Medgar Wiley Evers (July 2, 1925 – June 12, 1963) was an African American civil rights activist from Mississippi involved in efforts to overturn segregation at the University of Mississippi. He became active in the civil rights movement after returning from overseas service in World War II and completing secondary education; he became a field secretary for the NAACP.
Evers was assassinated by White Citizens' Council member Byron De La Beckwith and was buried with full military honors at Arlington National Cemetery. His murder and the resulting trials inspired protests, as well as numerous works of music, film and other art.
Medgar Wiley Evers was born July 2, 1925 in Decatur, Mississippi, the son of Jesse and her husband, James Evers, who was the owner of a small farm and a sawmill worker. Evers was the third of five children, after Charles and Elizabeth. His sister Ruth was the youngest. The family also included Eva Lee and Gene, Jesse’s children from a prior marriage. After the lynchings of family friends, Evers became determined to get the education he deserved, so he walked 12 miles to and from school to earn his high school diploma.
In 1943 he was inducted into the army along with his older brother, Charlie. Evers fought in the European Theatre of WWII, including in France. He was honorably discharged in 1945 as a Sergeant. In 1946, he, along with his brother and four friends, returned to his hometown.
In 1948 he enrolled at Alcorn College (now Alcorn State University), a historically black college, majoring in business administration. In college, he was on the debate team, played football and ran track, sang in the school choir, and served as president of his junior class. He was listed in Who’s Who in American Colleges based on his many accomplishments.
He married classmate Myrlie Beasley on December 24, 1951, and received his BA degree the following year. Myrlie Beasley and Medgar Evers had three children, two boys and a girl. In 2001, their oldest son, Darrell Kenyatta Evers, died of colon cancer. Their two surviving children are Reena Denise and James Van.
The couple moved to Mound Bayou, Mississippi, where T. R. M. Howard had hired him to sell insurance for his Magnolia Mutual Life Insurance Company. Howard was also the president of the Regional Council of Negro Leadership (RCNL), a civil rights and pro self-help organization. Involvement in the RCNL gave Evers crucial training in activism. He helped to organize the RCNL's boycott of service stations that denied blacks use of their restrooms. The boycotters distributed bumper stickers with the slogan "Don't Buy Gas Where You Can't Use the Restroom." Along with his brother, Charles Evers, Medgar also attended the RCNL's annual conferences in Mound Bayou between 1952 and 1954 which drew crowds of ten thousand or more.

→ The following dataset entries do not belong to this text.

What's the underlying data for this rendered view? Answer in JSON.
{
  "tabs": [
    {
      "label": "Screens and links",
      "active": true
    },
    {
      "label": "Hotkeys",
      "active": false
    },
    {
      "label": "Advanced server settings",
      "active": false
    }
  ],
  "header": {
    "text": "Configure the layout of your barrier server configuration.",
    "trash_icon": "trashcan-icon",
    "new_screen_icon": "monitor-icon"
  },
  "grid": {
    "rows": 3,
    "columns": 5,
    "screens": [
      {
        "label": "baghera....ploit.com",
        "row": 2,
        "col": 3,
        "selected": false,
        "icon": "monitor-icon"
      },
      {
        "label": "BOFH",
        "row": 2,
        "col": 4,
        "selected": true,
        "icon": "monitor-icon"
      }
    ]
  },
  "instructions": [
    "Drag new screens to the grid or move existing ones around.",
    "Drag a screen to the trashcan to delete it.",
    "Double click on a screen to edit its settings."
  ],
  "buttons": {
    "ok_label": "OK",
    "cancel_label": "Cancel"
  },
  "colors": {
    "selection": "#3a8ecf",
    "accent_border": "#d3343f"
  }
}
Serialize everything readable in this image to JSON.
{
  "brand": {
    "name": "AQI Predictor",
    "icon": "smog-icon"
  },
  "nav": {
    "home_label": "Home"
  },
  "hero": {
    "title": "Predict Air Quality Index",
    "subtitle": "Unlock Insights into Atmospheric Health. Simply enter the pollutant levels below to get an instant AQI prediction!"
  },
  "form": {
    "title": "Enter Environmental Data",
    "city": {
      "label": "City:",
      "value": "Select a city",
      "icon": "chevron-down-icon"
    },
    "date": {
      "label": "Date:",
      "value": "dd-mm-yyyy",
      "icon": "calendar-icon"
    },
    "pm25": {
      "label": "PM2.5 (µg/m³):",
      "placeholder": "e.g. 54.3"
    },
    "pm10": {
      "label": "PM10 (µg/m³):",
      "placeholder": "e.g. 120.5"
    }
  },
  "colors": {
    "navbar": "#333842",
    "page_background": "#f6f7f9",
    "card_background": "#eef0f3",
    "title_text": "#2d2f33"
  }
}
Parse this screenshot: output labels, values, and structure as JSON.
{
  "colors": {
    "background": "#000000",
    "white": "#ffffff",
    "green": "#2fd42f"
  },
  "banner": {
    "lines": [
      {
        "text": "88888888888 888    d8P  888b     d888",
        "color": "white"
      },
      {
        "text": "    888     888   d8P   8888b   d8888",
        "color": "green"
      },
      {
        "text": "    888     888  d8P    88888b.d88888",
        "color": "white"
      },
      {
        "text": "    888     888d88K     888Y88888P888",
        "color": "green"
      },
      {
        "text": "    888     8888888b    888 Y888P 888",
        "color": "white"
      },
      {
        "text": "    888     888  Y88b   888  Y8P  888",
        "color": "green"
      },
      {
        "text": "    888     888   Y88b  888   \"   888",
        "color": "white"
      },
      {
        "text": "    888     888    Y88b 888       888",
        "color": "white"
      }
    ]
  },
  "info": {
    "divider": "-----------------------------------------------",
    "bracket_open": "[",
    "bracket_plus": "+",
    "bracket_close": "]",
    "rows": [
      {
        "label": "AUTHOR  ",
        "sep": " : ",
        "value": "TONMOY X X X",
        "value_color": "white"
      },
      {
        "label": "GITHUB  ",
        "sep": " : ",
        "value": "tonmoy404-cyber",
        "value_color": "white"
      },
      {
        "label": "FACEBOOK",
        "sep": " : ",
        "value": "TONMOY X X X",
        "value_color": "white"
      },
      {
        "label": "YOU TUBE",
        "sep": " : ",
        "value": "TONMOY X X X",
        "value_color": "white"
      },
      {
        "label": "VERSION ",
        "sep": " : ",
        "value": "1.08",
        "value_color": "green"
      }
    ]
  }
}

Evers applied to the then-segregated University of Mississippi Law School in February 1954. When his application was rejected, Evers filed a lawsuit against the university, and became the focus of an NAACP campaign to desegregate the school, a case aided by the United States Supreme Court ruling in Brown v. Board of Education 347 U.S. 483 that segregation was unconstitutional. That same year, due to his involvement, the NAACP's National Office suggested he become Mississippi’s first field secretary for the NAACP.
In the early morning of June 12, 1963, just hours after President John F. Kennedy's speech on national television in support of civil rights, Evers pulled into his driveway just after returning from a meeting with NAACP lawyers. Emerging from his car and carrying NAACP T-shirts that read "Jim Crow Must Go," Evers was struck in the back with a bullet fired from an Enfield 1917 rifle that ricocheted into his Jackson, Mississippi home. He staggered 9 meters (30 feet) before collapsing. He died at a local hospital 50 minutes later.
Mourned nationally, Evers was buried on June 19 in Arlington National Cemetery, where he received full military honors in front of a crowd of more than 3000 people.
On June 23, 1964, Byron De La Beckwith, a fertilizer salesman and member of the White Citizens' Council (and later of the Ku Klux Klan, though the Klan was not yet operating in Mississippi during Evers' life), was arrested for Evers' murder. During the course of his first trial in 1964, De La Beckwith was visited by former Mississippi governor Ross Barnett and one time Army Major General Edwin A. Walker.
Juries composed solely of white men twice that year deadlocked on De La Beckwith's guilt.
In 1994, 30 years after the two previous trials had failed to reach a verdict, De La Beckwith was again brought to trial based on new evidence, and Bobby DeLaughter took on the job as the prosecutor. During the trial, the body of Evers was exhumed from his grave for autopsy and found to be in a surprisingly good state of preservation as a result of embalming. De La Beckwith was convicted of murder on February 5, 1994, after having lived as a free man for much of the three decades following the killing (though he was imprisoned on an unrelated charge from 1977 to 1980). De La Beckwith appealed unsuccessfully, and died at age 80 in prison in January 2001.